Let's finish off by exploring the central limit theorem from a different angle using simulation.
The central limit theorem states that the average of any random variable follows a normal distribution, especially as the sample grows increasingly large. In short, no matter how odd the distribution you're sampling from, their means will stack normal.
Let's simulate a distribution that is clearly not normal and see this in action.

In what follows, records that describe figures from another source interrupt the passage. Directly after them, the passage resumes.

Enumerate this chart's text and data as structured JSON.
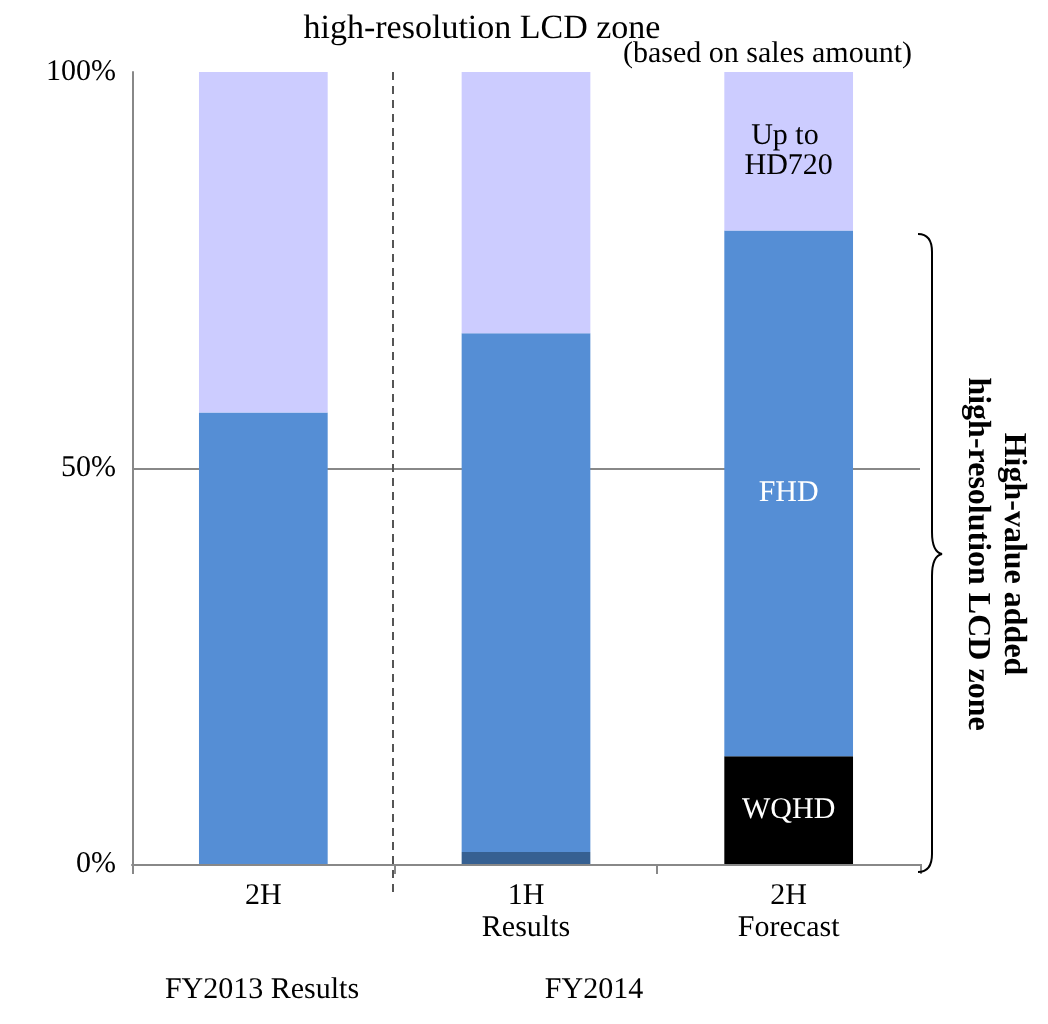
{
  "chart_data": {
    "type": "bar",
    "title": "high-resolution LCD zone",
    "stacked": true,
    "categories": [
      "2H",
      "1H\nResults",
      "2H\nForecast"
    ],
    "series": [
      {
        "name": "WQHD",
        "color": "#000000",
        "values": [
          0,
          0,
          13.6
        ]
      },
      {
        "color": "#366092",
        "values": [
          0,
          1.5,
          0
        ]
      },
      {
        "name": "FHD",
        "color": "#558ed5",
        "values": [
          57,
          65.5,
          66.4
        ]
      },
      {
        "name": "Up to HD720",
        "color": "#ccccff",
        "values": [
          43,
          33,
          20
        ]
      }
    ],
    "ylim": [
      0,
      100
    ],
    "yticks": [
      {
        "value": 0,
        "label": "0%"
      },
      {
        "value": 50,
        "label": "50%"
      },
      {
        "value": 100,
        "label": "100%"
      }
    ],
    "legend": false,
    "ref_lines": [
      {
        "axis": "y",
        "value": 50,
        "color": "#888888"
      }
    ],
    "annotations": [
      "(based on sales amount)",
      "FY2013 Results",
      "FY2014",
      "High-value added\nhigh-resolution LCD zone"
    ]
  }
}
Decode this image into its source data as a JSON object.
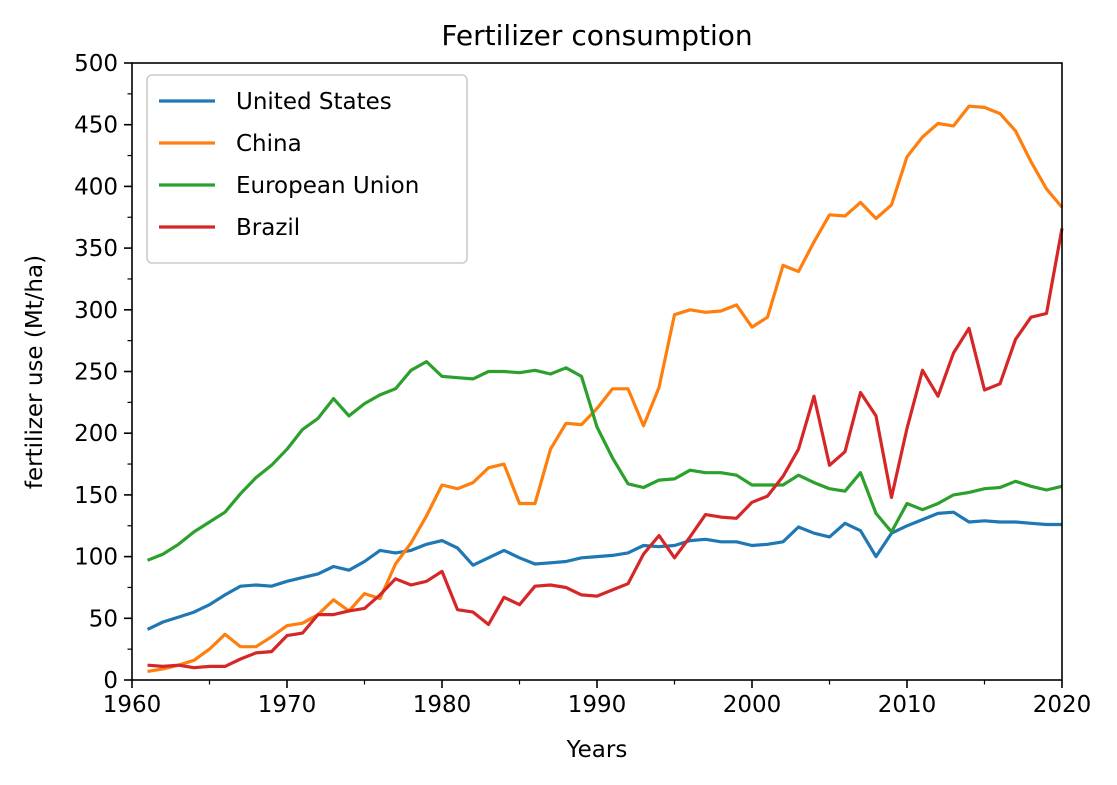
{
  "chart_data": {
    "type": "line",
    "title": "Fertilizer consumption",
    "xlabel": "Years",
    "ylabel": "fertilizer use (Mt/ha)",
    "xlim": [
      1960,
      2020
    ],
    "ylim": [
      0,
      500
    ],
    "x_ticks": [
      1960,
      1970,
      1980,
      1990,
      2000,
      2010,
      2020
    ],
    "y_ticks": [
      0,
      50,
      100,
      150,
      200,
      250,
      300,
      350,
      400,
      450,
      500
    ],
    "grid": false,
    "legend_position": "top-left",
    "x": [
      1961,
      1962,
      1963,
      1964,
      1965,
      1966,
      1967,
      1968,
      1969,
      1970,
      1971,
      1972,
      1973,
      1974,
      1975,
      1976,
      1977,
      1978,
      1979,
      1980,
      1981,
      1982,
      1983,
      1984,
      1985,
      1986,
      1987,
      1988,
      1989,
      1990,
      1991,
      1992,
      1993,
      1994,
      1995,
      1996,
      1997,
      1998,
      1999,
      2000,
      2001,
      2002,
      2003,
      2004,
      2005,
      2006,
      2007,
      2008,
      2009,
      2010,
      2011,
      2012,
      2013,
      2014,
      2015,
      2016,
      2017,
      2018,
      2019,
      2020
    ],
    "series": [
      {
        "name": "United States",
        "color": "#1f77b4",
        "values": [
          41,
          47,
          51,
          55,
          61,
          69,
          76,
          77,
          76,
          80,
          83,
          86,
          92,
          89,
          96,
          105,
          103,
          105,
          110,
          113,
          107,
          93,
          99,
          105,
          99,
          94,
          95,
          96,
          99,
          100,
          101,
          103,
          109,
          108,
          109,
          113,
          114,
          112,
          112,
          109,
          110,
          112,
          124,
          119,
          116,
          127,
          121,
          100,
          119,
          125,
          130,
          135,
          136,
          128,
          129,
          128,
          128,
          127,
          126,
          126
        ]
      },
      {
        "name": "China",
        "color": "#ff7f0e",
        "values": [
          7,
          9,
          12,
          16,
          25,
          37,
          27,
          27,
          35,
          44,
          46,
          53,
          65,
          56,
          70,
          66,
          94,
          111,
          133,
          158,
          155,
          160,
          172,
          175,
          143,
          143,
          187,
          208,
          207,
          220,
          236,
          236,
          206,
          237,
          296,
          300,
          298,
          299,
          304,
          286,
          294,
          336,
          331,
          355,
          377,
          376,
          387,
          374,
          385,
          424,
          440,
          451,
          449,
          465,
          464,
          459,
          445,
          420,
          398,
          383
        ]
      },
      {
        "name": "European Union",
        "color": "#2ca02c",
        "values": [
          97,
          102,
          110,
          120,
          128,
          136,
          151,
          164,
          174,
          187,
          203,
          212,
          228,
          214,
          224,
          231,
          236,
          251,
          258,
          246,
          245,
          244,
          250,
          250,
          249,
          251,
          248,
          253,
          246,
          205,
          180,
          159,
          156,
          162,
          163,
          170,
          168,
          168,
          166,
          158,
          158,
          158,
          166,
          160,
          155,
          153,
          168,
          135,
          120,
          143,
          138,
          143,
          150,
          152,
          155,
          156,
          161,
          157,
          154,
          157
        ]
      },
      {
        "name": "Brazil",
        "color": "#d62728",
        "values": [
          12,
          11,
          12,
          10,
          11,
          11,
          17,
          22,
          23,
          36,
          38,
          53,
          53,
          56,
          58,
          69,
          82,
          77,
          80,
          88,
          57,
          55,
          45,
          67,
          61,
          76,
          77,
          75,
          69,
          68,
          73,
          78,
          102,
          117,
          99,
          116,
          134,
          132,
          131,
          144,
          149,
          165,
          187,
          230,
          174,
          185,
          233,
          214,
          148,
          204,
          251,
          230,
          265,
          285,
          235,
          240,
          276,
          294,
          297,
          366
        ]
      }
    ]
  }
}
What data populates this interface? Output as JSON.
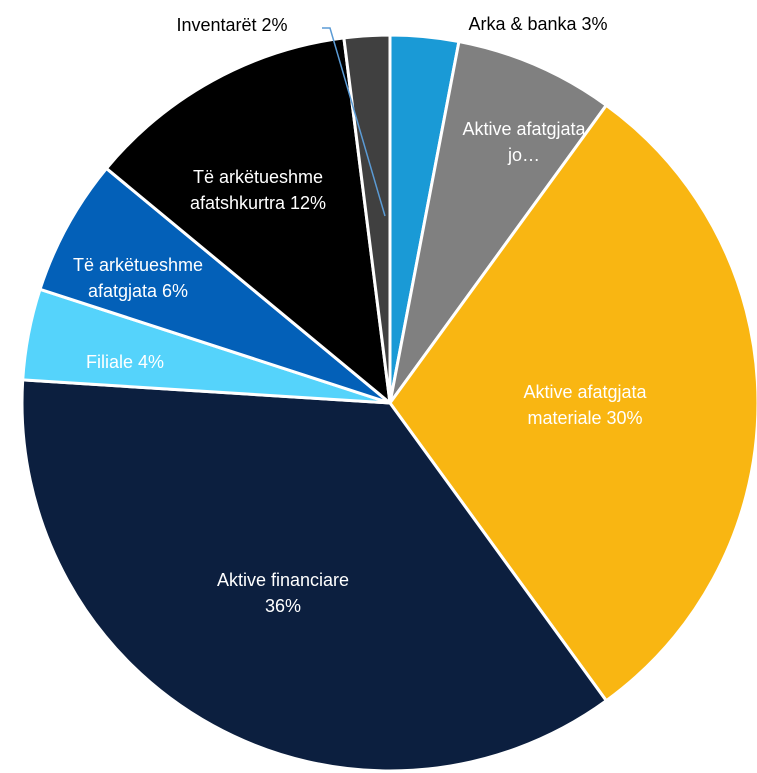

# First lets start with a poisson distribution
np.random.seed(1234)
Y = np.random.poisson(1,size=1000)
plt.figure(figsize=(12,5))
ax = sns.distplot(Y,color="steelblue")
ax = ax.set(xlabel='Y', ylabel='Frequency')
'''
The following code takes repeated simulated draws from a poisson distribution,
calculates the average, and then stores the values.
'''
n_samples = 500
averages = [0]*n_samples
for i in range(n_samples):
Y = np.random.poisson(1,size=1000)
averages[i] = Y.mean()
print(averages[1:5],end=" ...")
plt.figure(figsize=(12,5))
ax = sns.distplot(averages,color="steelblue")
ax = ax.set(xlabel='Y', ylabel='Frequency')
Again!
# First lets start with a Bernoulli distribution
np.random.seed(1234)
Y = np.random.binomial(1,p=.2,size=1000)
plt.figure(figsize=(12,3))
ax = sns.countplot(Y,color="steelblue")
ax = ax.set(xlabel='Y', ylabel='Frequency')
n_samples = 500
averages = [0]*n_samples
for i in range(n_samples):
Y = np.random.binomial(1,p=.2,size=1000)
averages[i] = Y.mean()
# Plot the averages
plt.figure(figsize=(12,5))
ax = sns.distplot(averages,color="steelblue")
ax = ax.set(xlabel='Y', ylabel='Frequency')